Когда, по-вешнему ликуя, с холмов сырых бегут ручьи, а в перелесках затокуют, рассвет встречая, косачи... — хотя еще прохладны зори и даже кое-где снежок, — спешил Ильич в такую пору на ранний тетеревиный ток.
Заря померкнет. На вершинах зажжется первая звезда. И слышно, как в лесных низинах играет полая вода. И роща дышит как живая. В лощинах — прозелень травы, и четкий вальдшнеп выплывает из ясной теплой синевы. На тонких ветках капли влаги, и почки стали набухать... Любил Ильич в лесу, на тяге, апрельским вечером стоять.

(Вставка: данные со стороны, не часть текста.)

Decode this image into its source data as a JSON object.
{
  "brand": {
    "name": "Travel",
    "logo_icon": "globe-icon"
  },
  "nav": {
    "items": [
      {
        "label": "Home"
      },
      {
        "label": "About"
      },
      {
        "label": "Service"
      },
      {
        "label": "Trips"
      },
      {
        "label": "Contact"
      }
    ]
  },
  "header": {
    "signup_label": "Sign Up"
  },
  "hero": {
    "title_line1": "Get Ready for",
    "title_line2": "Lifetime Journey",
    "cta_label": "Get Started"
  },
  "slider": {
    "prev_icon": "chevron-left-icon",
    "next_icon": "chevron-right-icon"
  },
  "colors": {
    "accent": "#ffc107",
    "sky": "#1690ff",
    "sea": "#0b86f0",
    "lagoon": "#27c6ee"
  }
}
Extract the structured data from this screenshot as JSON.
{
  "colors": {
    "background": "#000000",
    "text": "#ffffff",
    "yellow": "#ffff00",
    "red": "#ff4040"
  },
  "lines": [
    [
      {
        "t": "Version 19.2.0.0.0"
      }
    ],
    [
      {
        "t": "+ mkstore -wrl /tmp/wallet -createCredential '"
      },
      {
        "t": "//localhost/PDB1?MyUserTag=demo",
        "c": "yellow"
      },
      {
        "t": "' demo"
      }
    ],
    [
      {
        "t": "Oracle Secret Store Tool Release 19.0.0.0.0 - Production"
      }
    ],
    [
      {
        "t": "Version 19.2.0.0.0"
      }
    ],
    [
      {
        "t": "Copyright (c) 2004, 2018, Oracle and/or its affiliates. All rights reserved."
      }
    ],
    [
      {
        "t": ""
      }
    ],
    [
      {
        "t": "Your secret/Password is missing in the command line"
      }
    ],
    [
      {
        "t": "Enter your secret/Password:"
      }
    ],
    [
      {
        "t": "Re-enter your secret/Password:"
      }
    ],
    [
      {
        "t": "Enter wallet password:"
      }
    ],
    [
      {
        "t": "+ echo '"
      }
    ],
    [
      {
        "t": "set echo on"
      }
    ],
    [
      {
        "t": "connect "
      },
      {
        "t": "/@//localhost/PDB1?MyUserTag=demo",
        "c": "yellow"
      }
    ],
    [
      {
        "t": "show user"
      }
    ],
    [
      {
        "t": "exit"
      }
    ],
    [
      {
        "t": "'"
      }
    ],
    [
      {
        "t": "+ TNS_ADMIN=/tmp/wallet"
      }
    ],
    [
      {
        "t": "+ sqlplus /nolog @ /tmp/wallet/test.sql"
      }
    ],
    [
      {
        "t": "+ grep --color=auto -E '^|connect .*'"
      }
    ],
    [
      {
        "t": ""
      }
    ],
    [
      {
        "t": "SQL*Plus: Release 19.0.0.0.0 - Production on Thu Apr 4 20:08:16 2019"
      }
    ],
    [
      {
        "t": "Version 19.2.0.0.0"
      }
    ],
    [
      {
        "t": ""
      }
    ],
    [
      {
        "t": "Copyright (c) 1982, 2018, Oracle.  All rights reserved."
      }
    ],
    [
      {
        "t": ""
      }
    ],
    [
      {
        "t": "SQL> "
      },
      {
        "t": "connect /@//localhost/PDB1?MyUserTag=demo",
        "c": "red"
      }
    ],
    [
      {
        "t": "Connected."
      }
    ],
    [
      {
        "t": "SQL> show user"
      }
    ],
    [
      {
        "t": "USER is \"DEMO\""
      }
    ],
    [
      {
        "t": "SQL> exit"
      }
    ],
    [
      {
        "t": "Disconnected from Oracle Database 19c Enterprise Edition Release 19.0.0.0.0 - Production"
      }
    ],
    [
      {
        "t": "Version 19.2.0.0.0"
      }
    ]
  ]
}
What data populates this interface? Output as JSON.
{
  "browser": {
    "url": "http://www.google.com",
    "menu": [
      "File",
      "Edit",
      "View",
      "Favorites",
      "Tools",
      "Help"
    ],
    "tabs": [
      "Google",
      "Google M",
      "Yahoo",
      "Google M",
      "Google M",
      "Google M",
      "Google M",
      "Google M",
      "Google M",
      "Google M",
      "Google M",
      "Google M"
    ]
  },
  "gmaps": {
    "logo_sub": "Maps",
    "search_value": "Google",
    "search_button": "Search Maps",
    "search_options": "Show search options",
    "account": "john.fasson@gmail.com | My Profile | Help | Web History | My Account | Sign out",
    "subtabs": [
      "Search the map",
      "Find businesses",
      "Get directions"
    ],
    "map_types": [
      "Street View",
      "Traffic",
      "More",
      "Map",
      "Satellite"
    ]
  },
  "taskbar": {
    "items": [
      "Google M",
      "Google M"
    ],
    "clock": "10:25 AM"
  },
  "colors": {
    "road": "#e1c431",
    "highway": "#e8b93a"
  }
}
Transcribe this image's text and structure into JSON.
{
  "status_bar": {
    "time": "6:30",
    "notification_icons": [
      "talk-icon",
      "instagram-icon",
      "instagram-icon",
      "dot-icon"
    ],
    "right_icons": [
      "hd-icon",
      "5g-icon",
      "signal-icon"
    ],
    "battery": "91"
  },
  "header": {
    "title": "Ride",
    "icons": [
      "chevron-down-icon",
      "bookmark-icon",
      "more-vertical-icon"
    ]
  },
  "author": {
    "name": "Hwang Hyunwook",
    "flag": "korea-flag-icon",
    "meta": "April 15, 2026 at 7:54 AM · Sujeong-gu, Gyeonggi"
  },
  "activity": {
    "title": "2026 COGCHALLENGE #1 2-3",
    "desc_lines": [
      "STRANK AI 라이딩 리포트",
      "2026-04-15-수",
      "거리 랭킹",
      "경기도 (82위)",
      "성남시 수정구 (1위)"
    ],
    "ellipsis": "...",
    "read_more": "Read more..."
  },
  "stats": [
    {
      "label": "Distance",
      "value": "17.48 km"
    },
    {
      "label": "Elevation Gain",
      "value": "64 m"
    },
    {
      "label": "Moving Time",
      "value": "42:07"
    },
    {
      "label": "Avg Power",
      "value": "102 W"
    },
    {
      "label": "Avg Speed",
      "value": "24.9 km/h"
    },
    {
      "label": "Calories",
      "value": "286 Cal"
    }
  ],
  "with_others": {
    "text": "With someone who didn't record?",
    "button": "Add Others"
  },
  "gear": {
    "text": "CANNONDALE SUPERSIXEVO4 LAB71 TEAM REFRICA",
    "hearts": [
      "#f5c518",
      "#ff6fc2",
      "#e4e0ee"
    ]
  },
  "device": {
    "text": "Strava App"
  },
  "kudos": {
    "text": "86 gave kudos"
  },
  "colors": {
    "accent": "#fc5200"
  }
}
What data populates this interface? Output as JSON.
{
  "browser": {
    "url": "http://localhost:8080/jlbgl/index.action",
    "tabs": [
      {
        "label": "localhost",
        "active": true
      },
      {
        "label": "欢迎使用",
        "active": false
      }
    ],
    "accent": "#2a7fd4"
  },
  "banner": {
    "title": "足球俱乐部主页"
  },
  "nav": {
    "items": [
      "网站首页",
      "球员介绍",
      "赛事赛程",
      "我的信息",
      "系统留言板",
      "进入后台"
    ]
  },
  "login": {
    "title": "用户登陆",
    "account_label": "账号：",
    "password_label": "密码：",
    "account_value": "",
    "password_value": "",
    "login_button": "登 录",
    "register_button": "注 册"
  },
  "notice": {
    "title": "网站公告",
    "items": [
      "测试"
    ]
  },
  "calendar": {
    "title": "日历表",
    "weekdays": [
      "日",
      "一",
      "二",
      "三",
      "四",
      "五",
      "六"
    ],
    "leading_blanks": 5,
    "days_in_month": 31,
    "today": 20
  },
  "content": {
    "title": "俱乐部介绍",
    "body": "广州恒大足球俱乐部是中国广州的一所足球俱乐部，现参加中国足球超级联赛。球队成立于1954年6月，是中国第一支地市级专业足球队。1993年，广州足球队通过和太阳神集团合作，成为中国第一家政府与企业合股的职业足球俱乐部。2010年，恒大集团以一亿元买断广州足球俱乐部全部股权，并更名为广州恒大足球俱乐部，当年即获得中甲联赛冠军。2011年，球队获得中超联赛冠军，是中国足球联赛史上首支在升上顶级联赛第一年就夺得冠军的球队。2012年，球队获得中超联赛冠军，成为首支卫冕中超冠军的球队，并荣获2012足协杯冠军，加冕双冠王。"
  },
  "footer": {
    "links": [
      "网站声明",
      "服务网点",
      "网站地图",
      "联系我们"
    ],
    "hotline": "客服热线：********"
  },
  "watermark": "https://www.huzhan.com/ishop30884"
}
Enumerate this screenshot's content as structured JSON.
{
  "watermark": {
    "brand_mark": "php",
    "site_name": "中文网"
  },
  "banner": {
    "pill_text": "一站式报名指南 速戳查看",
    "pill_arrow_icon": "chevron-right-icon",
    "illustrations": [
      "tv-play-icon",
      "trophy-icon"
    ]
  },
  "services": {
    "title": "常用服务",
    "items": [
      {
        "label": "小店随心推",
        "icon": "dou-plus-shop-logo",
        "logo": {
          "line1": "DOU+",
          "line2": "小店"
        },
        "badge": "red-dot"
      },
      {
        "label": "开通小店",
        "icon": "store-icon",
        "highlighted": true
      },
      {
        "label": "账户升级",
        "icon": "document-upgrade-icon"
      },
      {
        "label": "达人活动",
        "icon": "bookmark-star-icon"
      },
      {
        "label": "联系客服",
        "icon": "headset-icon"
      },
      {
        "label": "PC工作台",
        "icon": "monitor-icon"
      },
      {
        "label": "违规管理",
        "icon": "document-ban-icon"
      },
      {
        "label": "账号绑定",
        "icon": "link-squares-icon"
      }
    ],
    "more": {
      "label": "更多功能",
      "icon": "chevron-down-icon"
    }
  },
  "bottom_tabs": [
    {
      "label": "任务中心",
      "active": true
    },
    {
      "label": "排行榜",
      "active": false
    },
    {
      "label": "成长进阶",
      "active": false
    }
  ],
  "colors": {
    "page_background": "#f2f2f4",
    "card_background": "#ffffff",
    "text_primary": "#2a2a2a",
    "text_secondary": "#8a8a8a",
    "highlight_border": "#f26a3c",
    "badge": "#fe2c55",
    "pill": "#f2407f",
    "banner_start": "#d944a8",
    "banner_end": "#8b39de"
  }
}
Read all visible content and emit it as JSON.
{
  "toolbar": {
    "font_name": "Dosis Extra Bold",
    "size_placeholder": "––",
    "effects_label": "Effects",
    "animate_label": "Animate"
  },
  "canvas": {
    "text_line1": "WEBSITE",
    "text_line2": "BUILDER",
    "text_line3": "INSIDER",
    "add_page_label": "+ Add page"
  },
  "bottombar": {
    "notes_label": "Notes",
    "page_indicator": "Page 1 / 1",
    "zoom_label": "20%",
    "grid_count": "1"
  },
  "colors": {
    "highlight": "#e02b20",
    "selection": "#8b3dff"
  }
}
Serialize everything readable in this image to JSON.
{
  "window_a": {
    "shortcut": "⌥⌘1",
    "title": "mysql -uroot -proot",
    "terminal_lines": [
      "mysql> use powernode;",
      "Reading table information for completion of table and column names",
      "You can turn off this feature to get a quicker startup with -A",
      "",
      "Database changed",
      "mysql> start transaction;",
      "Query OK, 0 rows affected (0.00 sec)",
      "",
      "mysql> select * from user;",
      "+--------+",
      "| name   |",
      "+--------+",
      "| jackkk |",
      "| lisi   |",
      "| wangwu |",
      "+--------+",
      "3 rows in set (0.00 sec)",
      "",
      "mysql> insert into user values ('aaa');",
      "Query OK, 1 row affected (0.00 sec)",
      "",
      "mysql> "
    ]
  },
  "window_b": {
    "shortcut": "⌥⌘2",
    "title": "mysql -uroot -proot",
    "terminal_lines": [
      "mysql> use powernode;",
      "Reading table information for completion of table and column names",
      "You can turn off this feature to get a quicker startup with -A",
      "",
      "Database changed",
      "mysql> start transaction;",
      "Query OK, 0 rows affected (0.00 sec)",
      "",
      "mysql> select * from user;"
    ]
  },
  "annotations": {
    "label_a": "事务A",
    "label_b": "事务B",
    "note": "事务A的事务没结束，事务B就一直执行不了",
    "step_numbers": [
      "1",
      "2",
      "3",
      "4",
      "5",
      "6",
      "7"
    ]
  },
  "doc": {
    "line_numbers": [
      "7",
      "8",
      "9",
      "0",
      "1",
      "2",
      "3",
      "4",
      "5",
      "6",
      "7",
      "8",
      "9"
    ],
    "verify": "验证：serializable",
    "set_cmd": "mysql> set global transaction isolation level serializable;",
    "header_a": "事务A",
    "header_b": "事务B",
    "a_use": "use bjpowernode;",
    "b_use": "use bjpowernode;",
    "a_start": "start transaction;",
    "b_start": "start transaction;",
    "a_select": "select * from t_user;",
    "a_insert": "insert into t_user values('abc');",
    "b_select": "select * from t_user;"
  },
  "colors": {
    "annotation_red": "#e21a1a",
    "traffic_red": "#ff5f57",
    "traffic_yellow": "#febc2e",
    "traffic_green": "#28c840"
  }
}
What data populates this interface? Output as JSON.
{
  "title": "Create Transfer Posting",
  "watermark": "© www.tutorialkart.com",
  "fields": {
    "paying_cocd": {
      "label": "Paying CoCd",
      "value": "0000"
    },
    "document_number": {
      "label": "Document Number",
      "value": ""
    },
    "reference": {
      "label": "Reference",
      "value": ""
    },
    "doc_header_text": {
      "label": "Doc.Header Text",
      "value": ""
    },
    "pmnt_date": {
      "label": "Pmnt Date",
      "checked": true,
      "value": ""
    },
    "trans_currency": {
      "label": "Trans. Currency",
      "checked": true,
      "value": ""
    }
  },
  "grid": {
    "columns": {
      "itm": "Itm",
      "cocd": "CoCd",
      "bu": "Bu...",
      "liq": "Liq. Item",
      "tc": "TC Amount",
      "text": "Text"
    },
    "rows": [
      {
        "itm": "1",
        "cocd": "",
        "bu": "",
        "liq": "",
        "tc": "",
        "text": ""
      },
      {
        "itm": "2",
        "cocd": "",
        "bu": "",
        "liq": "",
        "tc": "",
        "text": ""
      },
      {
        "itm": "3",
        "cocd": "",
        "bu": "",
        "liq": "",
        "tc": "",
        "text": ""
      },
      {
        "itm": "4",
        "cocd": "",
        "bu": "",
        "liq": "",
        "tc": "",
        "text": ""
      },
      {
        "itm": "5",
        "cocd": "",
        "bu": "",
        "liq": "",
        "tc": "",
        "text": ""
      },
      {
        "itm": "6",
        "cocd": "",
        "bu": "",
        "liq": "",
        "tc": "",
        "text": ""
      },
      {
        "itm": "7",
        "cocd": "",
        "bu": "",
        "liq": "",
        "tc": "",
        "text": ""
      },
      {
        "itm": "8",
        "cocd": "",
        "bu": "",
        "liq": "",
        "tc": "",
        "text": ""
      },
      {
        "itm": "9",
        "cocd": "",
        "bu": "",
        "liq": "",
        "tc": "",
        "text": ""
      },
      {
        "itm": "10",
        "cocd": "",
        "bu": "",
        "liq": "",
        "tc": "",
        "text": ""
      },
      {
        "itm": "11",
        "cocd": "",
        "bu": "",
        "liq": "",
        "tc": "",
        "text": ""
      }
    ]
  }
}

Осенний день Листвой багряной одеты тихие леса. Как хорошо в сквозном тумане послушать гончих голоса. Тропинка. Просека прямая. И дрожь росинки золотой... Он мог, ружья не поднимая, следить за легкою лисой.
Я в этот лес вхожу с волненьем: здесь Ленин часто отдыхал, он долго слушал птичье пенье, не раз тут рябчиков искал. Бродя здесь утром, свежим, ранним, я думаю об Ильиче — и кажется он где-то рядом бредет с двустволкой на плече.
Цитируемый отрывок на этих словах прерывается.